雌では、卵巣摘出術、卵巣子宮摘出術などを行う。卵巣摘出術では、傷が小さいため手術時間が短く回復が早い。卵巣が残存した場合、再発情や妊娠、子宮蓄膿症などが起こる。卵巣子宮摘出術では、卵巣摘出術に比べて傷が大きいため手術時間が長く、回復が遅くなる。術後の尿失禁、尿管結紮による水腎症、子宮の断端膿瘍などの合併症が報告されている。ただし、卵巣が残存しても妊娠の可能性はない。

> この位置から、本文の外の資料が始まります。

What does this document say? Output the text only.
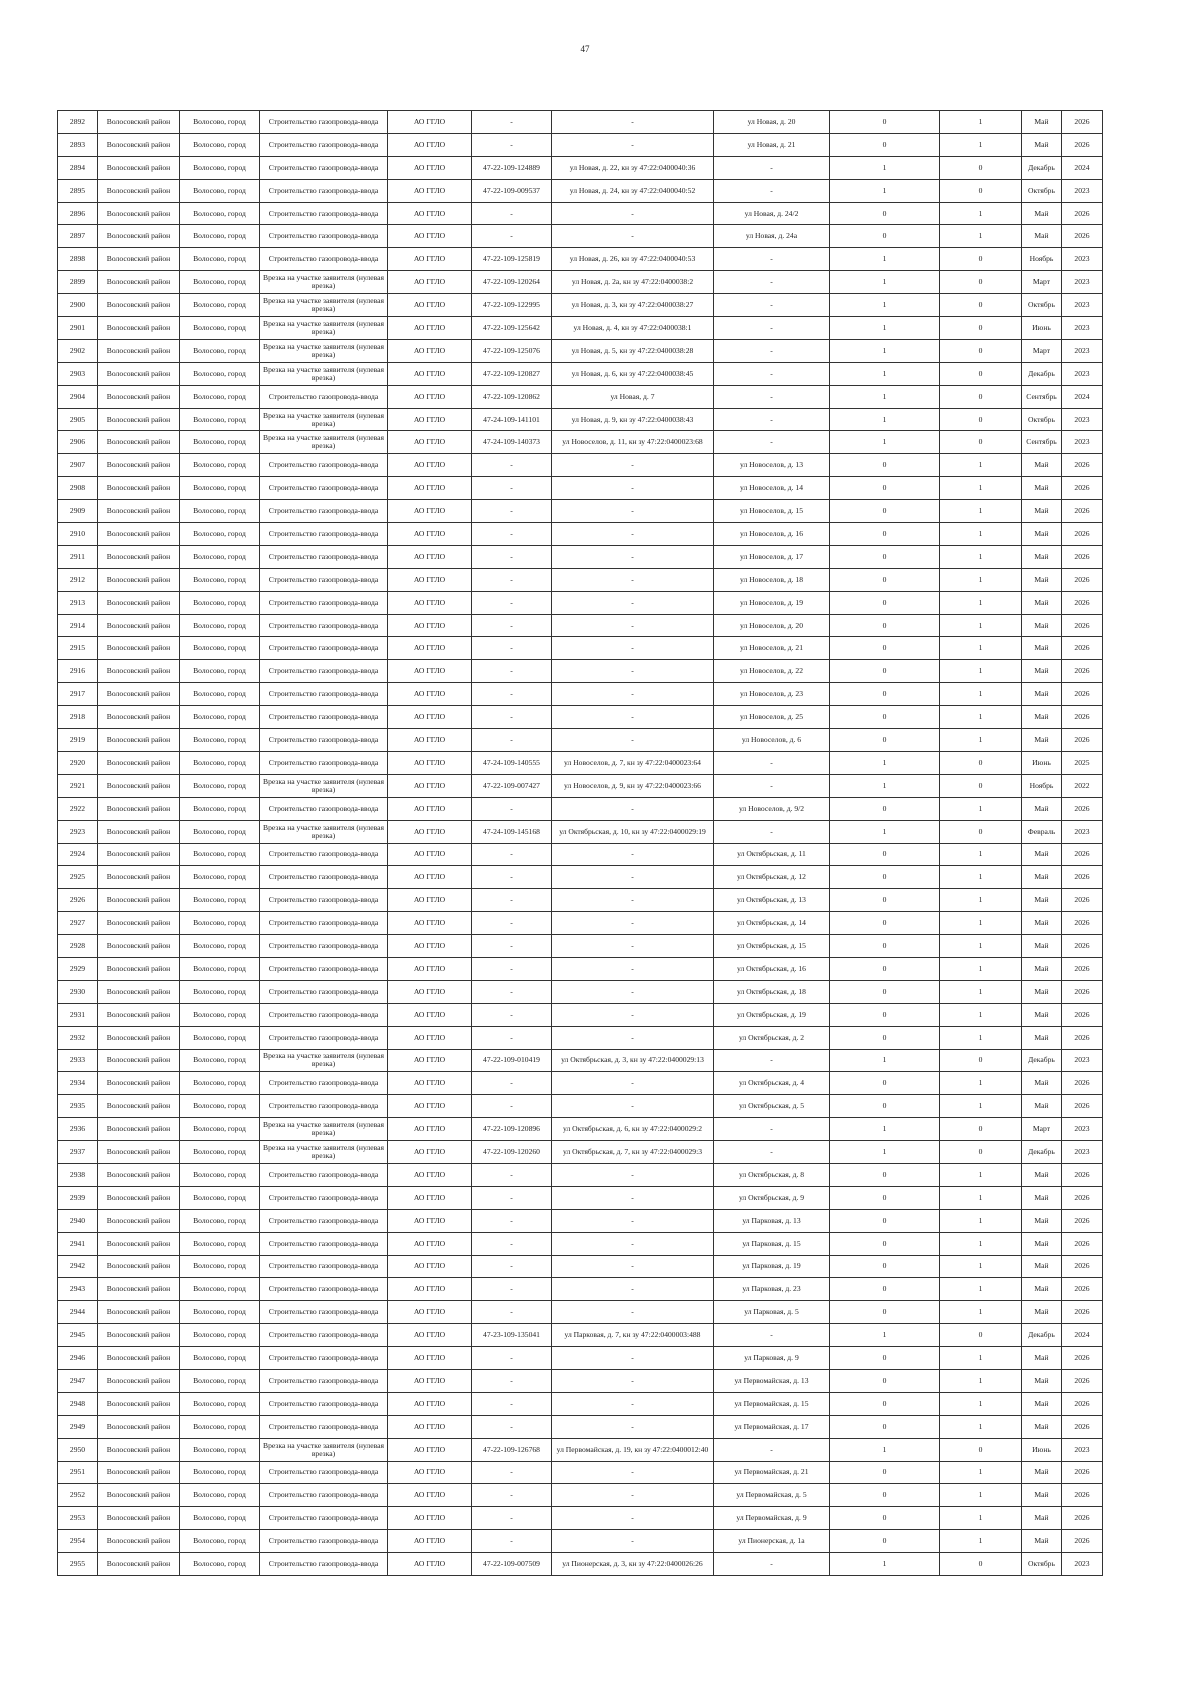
47
2892	Волосовский район	Волосово, город	Строительство газопровода-ввода	АО ГГЛО	-	-	ул Новая, д. 20	0	1	Май	2026
2893	Волосовский район	Волосово, город	Строительство газопровода-ввода	АО ГГЛО	-	-	ул Новая, д. 21	0	1	Май	2026
2894	Волосовский район	Волосово, город	Строительство газопровода-ввода	АО ГГЛО	47-22-109-124889	ул Новая, д. 22, кн зу 47:22:0400040:36	-	1	0	Декабрь	2024
2895	Волосовский район	Волосово, город	Строительство газопровода-ввода	АО ГГЛО	47-22-109-009537	ул Новая, д. 24, кн зу 47:22:0400040:52	-	1	0	Октябрь	2023
2896	Волосовский район	Волосово, город	Строительство газопровода-ввода	АО ГГЛО	-	-	ул Новая, д. 24/2	0	1	Май	2026
2897	Волосовский район	Волосово, город	Строительство газопровода-ввода	АО ГГЛО	-	-	ул Новая, д. 24а	0	1	Май	2026
2898	Волосовский район	Волосово, город	Строительство газопровода-ввода	АО ГГЛО	47-22-109-125819	ул Новая, д. 26, кн зу 47:22:0400040:53	-	1	0	Ноябрь	2023
2899	Волосовский район	Волосово, город	Врезка на участке заявителя (нулевая врезка)	АО ГГЛО	47-22-109-120264	ул Новая, д. 2а, кн зу 47:22:0400038:2	-	1	0	Март	2023
2900	Волосовский район	Волосово, город	Врезка на участке заявителя (нулевая врезка)	АО ГГЛО	47-22-109-122995	ул Новая, д. 3, кн зу 47:22:0400038:27	-	1	0	Октябрь	2023
2901	Волосовский район	Волосово, город	Врезка на участке заявителя (нулевая врезка)	АО ГГЛО	47-22-109-125642	ул Новая, д. 4, кн зу 47:22:0400038:1	-	1	0	Июнь	2023
2902	Волосовский район	Волосово, город	Врезка на участке заявителя (нулевая врезка)	АО ГГЛО	47-22-109-125076	ул Новая, д. 5, кн зу 47:22:0400038:28	-	1	0	Март	2023
2903	Волосовский район	Волосово, город	Врезка на участке заявителя (нулевая врезка)	АО ГГЛО	47-22-109-120827	ул Новая, д. 6, кн зу 47:22:0400038:45	-	1	0	Декабрь	2023
2904	Волосовский район	Волосово, город	Строительство газопровода-ввода	АО ГГЛО	47-22-109-120862	ул Новая, д. 7	-	1	0	Сентябрь	2024
2905	Волосовский район	Волосово, город	Врезка на участке заявителя (нулевая врезка)	АО ГГЛО	47-24-109-141101	ул Новая, д. 9, кн зу 47:22:0400038:43	-	1	0	Октябрь	2023
2906	Волосовский район	Волосово, город	Врезка на участке заявителя (нулевая врезка)	АО ГГЛО	47-24-109-140373	ул Новоселов, д. 11, кн зу 47:22:0400023:68	-	1	0	Сентябрь	2023
2907	Волосовский район	Волосово, город	Строительство газопровода-ввода	АО ГГЛО	-	-	ул Новоселов, д. 13	0	1	Май	2026
2908	Волосовский район	Волосово, город	Строительство газопровода-ввода	АО ГГЛО	-	-	ул Новоселов, д. 14	0	1	Май	2026
2909	Волосовский район	Волосово, город	Строительство газопровода-ввода	АО ГГЛО	-	-	ул Новоселов, д. 15	0	1	Май	2026
2910	Волосовский район	Волосово, город	Строительство газопровода-ввода	АО ГГЛО	-	-	ул Новоселов, д. 16	0	1	Май	2026
2911	Волосовский район	Волосово, город	Строительство газопровода-ввода	АО ГГЛО	-	-	ул Новоселов, д. 17	0	1	Май	2026
2912	Волосовский район	Волосово, город	Строительство газопровода-ввода	АО ГГЛО	-	-	ул Новоселов, д. 18	0	1	Май	2026
2913	Волосовский район	Волосово, город	Строительство газопровода-ввода	АО ГГЛО	-	-	ул Новоселов, д. 19	0	1	Май	2026
2914	Волосовский район	Волосово, город	Строительство газопровода-ввода	АО ГГЛО	-	-	ул Новоселов, д. 20	0	1	Май	2026
2915	Волосовский район	Волосово, город	Строительство газопровода-ввода	АО ГГЛО	-	-	ул Новоселов, д. 21	0	1	Май	2026
2916	Волосовский район	Волосово, город	Строительство газопровода-ввода	АО ГГЛО	-	-	ул Новоселов, д. 22	0	1	Май	2026
2917	Волосовский район	Волосово, город	Строительство газопровода-ввода	АО ГГЛО	-	-	ул Новоселов, д. 23	0	1	Май	2026
2918	Волосовский район	Волосово, город	Строительство газопровода-ввода	АО ГГЛО	-	-	ул Новоселов, д. 25	0	1	Май	2026
2919	Волосовский район	Волосово, город	Строительство газопровода-ввода	АО ГГЛО	-	-	ул Новоселов, д. 6	0	1	Май	2026
2920	Волосовский район	Волосово, город	Строительство газопровода-ввода	АО ГГЛО	47-24-109-140555	ул Новоселов, д. 7, кн зу 47:22:0400023:64	-	1	0	Июнь	2025
2921	Волосовский район	Волосово, город	Врезка на участке заявителя (нулевая врезка)	АО ГГЛО	47-22-109-007427	ул Новоселов, д. 9, кн зу 47:22:0400023:66	-	1	0	Ноябрь	2022
2922	Волосовский район	Волосово, город	Строительство газопровода-ввода	АО ГГЛО	-	-	ул Новоселов, д. 9/2	0	1	Май	2026
2923	Волосовский район	Волосово, город	Врезка на участке заявителя (нулевая врезка)	АО ГГЛО	47-24-109-145168	ул Октябрьская, д. 10, кн зу 47:22:0400029:19	-	1	0	Февраль	2023
2924	Волосовский район	Волосово, город	Строительство газопровода-ввода	АО ГГЛО	-	-	ул Октябрьская, д. 11	0	1	Май	2026
2925	Волосовский район	Волосово, город	Строительство газопровода-ввода	АО ГГЛО	-	-	ул Октябрьская, д. 12	0	1	Май	2026
2926	Волосовский район	Волосово, город	Строительство газопровода-ввода	АО ГГЛО	-	-	ул Октябрьская, д. 13	0	1	Май	2026
2927	Волосовский район	Волосово, город	Строительство газопровода-ввода	АО ГГЛО	-	-	ул Октябрьская, д. 14	0	1	Май	2026
2928	Волосовский район	Волосово, город	Строительство газопровода-ввода	АО ГГЛО	-	-	ул Октябрьская, д. 15	0	1	Май	2026
2929	Волосовский район	Волосово, город	Строительство газопровода-ввода	АО ГГЛО	-	-	ул Октябрьская, д. 16	0	1	Май	2026
2930	Волосовский район	Волосово, город	Строительство газопровода-ввода	АО ГГЛО	-	-	ул Октябрьская, д. 18	0	1	Май	2026
2931	Волосовский район	Волосово, город	Строительство газопровода-ввода	АО ГГЛО	-	-	ул Октябрьская, д. 19	0	1	Май	2026
2932	Волосовский район	Волосово, город	Строительство газопровода-ввода	АО ГГЛО	-	-	ул Октябрьская, д. 2	0	1	Май	2026
2933	Волосовский район	Волосово, город	Врезка на участке заявителя (нулевая врезка)	АО ГГЛО	47-22-109-010419	ул Октябрьская, д. 3, кн зу 47:22:0400029:13	-	1	0	Декабрь	2023
2934	Волосовский район	Волосово, город	Строительство газопровода-ввода	АО ГГЛО	-	-	ул Октябрьская, д. 4	0	1	Май	2026
2935	Волосовский район	Волосово, город	Строительство газопровода-ввода	АО ГГЛО	-	-	ул Октябрьская, д. 5	0	1	Май	2026
2936	Волосовский район	Волосово, город	Врезка на участке заявителя (нулевая врезка)	АО ГГЛО	47-22-109-120896	ул Октябрьская, д. 6, кн зу 47:22:0400029:2	-	1	0	Март	2023
2937	Волосовский район	Волосово, город	Врезка на участке заявителя (нулевая врезка)	АО ГГЛО	47-22-109-120260	ул Октябрьская, д. 7, кн зу 47:22:0400029:3	-	1	0	Декабрь	2023
2938	Волосовский район	Волосово, город	Строительство газопровода-ввода	АО ГГЛО	-	-	ул Октябрьская, д. 8	0	1	Май	2026
2939	Волосовский район	Волосово, город	Строительство газопровода-ввода	АО ГГЛО	-	-	ул Октябрьская, д. 9	0	1	Май	2026
2940	Волосовский район	Волосово, город	Строительство газопровода-ввода	АО ГГЛО	-	-	ул Парковая, д. 13	0	1	Май	2026
2941	Волосовский район	Волосово, город	Строительство газопровода-ввода	АО ГГЛО	-	-	ул Парковая, д. 15	0	1	Май	2026
2942	Волосовский район	Волосово, город	Строительство газопровода-ввода	АО ГГЛО	-	-	ул Парковая, д. 19	0	1	Май	2026
2943	Волосовский район	Волосово, город	Строительство газопровода-ввода	АО ГГЛО	-	-	ул Парковая, д. 23	0	1	Май	2026
2944	Волосовский район	Волосово, город	Строительство газопровода-ввода	АО ГГЛО	-	-	ул Парковая, д. 5	0	1	Май	2026
2945	Волосовский район	Волосово, город	Строительство газопровода-ввода	АО ГГЛО	47-23-109-135041	ул Парковая, д. 7, кн зу 47:22:0400003:488	-	1	0	Декабрь	2024
2946	Волосовский район	Волосово, город	Строительство газопровода-ввода	АО ГГЛО	-	-	ул Парковая, д. 9	0	1	Май	2026
2947	Волосовский район	Волосово, город	Строительство газопровода-ввода	АО ГГЛО	-	-	ул Первомайская, д. 13	0	1	Май	2026
2948	Волосовский район	Волосово, город	Строительство газопровода-ввода	АО ГГЛО	-	-	ул Первомайская, д. 15	0	1	Май	2026
2949	Волосовский район	Волосово, город	Строительство газопровода-ввода	АО ГГЛО	-	-	ул Первомайская, д. 17	0	1	Май	2026
2950	Волосовский район	Волосово, город	Врезка на участке заявителя (нулевая врезка)	АО ГГЛО	47-22-109-126768	ул Первомайская, д. 19, кн зу 47:22:0400012:40	-	1	0	Июнь	2023
2951	Волосовский район	Волосово, город	Строительство газопровода-ввода	АО ГГЛО	-	-	ул Первомайская, д. 21	0	1	Май	2026
2952	Волосовский район	Волосово, город	Строительство газопровода-ввода	АО ГГЛО	-	-	ул Первомайская, д. 5	0	1	Май	2026
2953	Волосовский район	Волосово, город	Строительство газопровода-ввода	АО ГГЛО	-	-	ул Первомайская, д. 9	0	1	Май	2026
2954	Волосовский район	Волосово, город	Строительство газопровода-ввода	АО ГГЛО	-	-	ул Пионерская, д. 1а	0	1	Май	2026
2955	Волосовский район	Волосово, город	Строительство газопровода-ввода	АО ГГЛО	47-22-109-007509	ул Пионерская, д. 3, кн зу 47:22:0400026:26	-	1	0	Октябрь	2023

雄では、精巣をふたつ摘出するが、特に犬で潜在精巣がしばしば問題となる。陰嚢に降下するのは生後3-10日目であるが、小さいためはっきりしない。生後1か月もするとはっきり触知できるが生後2か月経っても触知出来ない時は潜在精巣とする。後肢付け根のソケイ部に停留している事もあるため仰向けにして触診する。ソケイ部リンパ節と間違う事もあるので腹腔内の超音波検査なども必要となる。潜在精巣を放置すると中齢から高齢になると腫瘍化し、転移や骨髄抑制などを起こすため、早期摘出が必要となる。潜在精巣を摘出したにもかかわらず数年後に精巣腫瘍が腹腔内で発見された事例もあるので術前の身体検査は大事である。


「縫合糸のトラブル」

雄雌共通のトラブルとして、縫合糸の問題がある。血管を結紮する縫合糸に身体が過敏に反応し肉芽腫が形成される事がある。特にダックスフンドの発生が多く、術後数年経ってから発生する事もある。皮膚も縫合糸で縫合するが、糸に身体が反応したり、舐めたりして感染が起こると傷が膿んだり、傷が開いたりする。また、傷が大きい場合、動いた時に痛むため大きな声で泣いたり、元気食欲が低下したりする。術後に激しく動くと傷が開く事もある。


「疼痛管理」

手術後は痛い。犬猫は痛みを感じないと思っている人(獣医師も含めて)もいるが、まちがいである。痛みのためにじっとうずくまり元気食欲がなくなることがある。動いた時に突然泣いたり、散歩中に動かなくなったりする。犬猫が痛い時にどのような行動をとるか、表情をするかをご家族に説明する。手術で鎮痛剤を使用するが、半日程度で効果がなくなってしまうため、退院後も痛みが継続する場合、病院に相談してもらえるようにする。


  1. 4.さいごに


電話などで「おたく、手術いくら?」と名前も名乗らず唐突に聞かれた事もあると思う。料金の安いところを探しているだけのこともあれば、動物病院に来院した事がなく全く何も分からない人もいる。せっかく丁寧に説明しても来院されない事も多いかもしれない。それでも、全身麻酔による手術は細心の注意が必要で、安価に、そして安易にできるものではないことを説明しなければならない。 できるだけ料金の安い病院で手術しようと思っていた人が、あなたの説明であなたの病院に来院する気になってくれるならば、それは動物にとって、とても良い事なので、めげずにがんばって説明して下さい。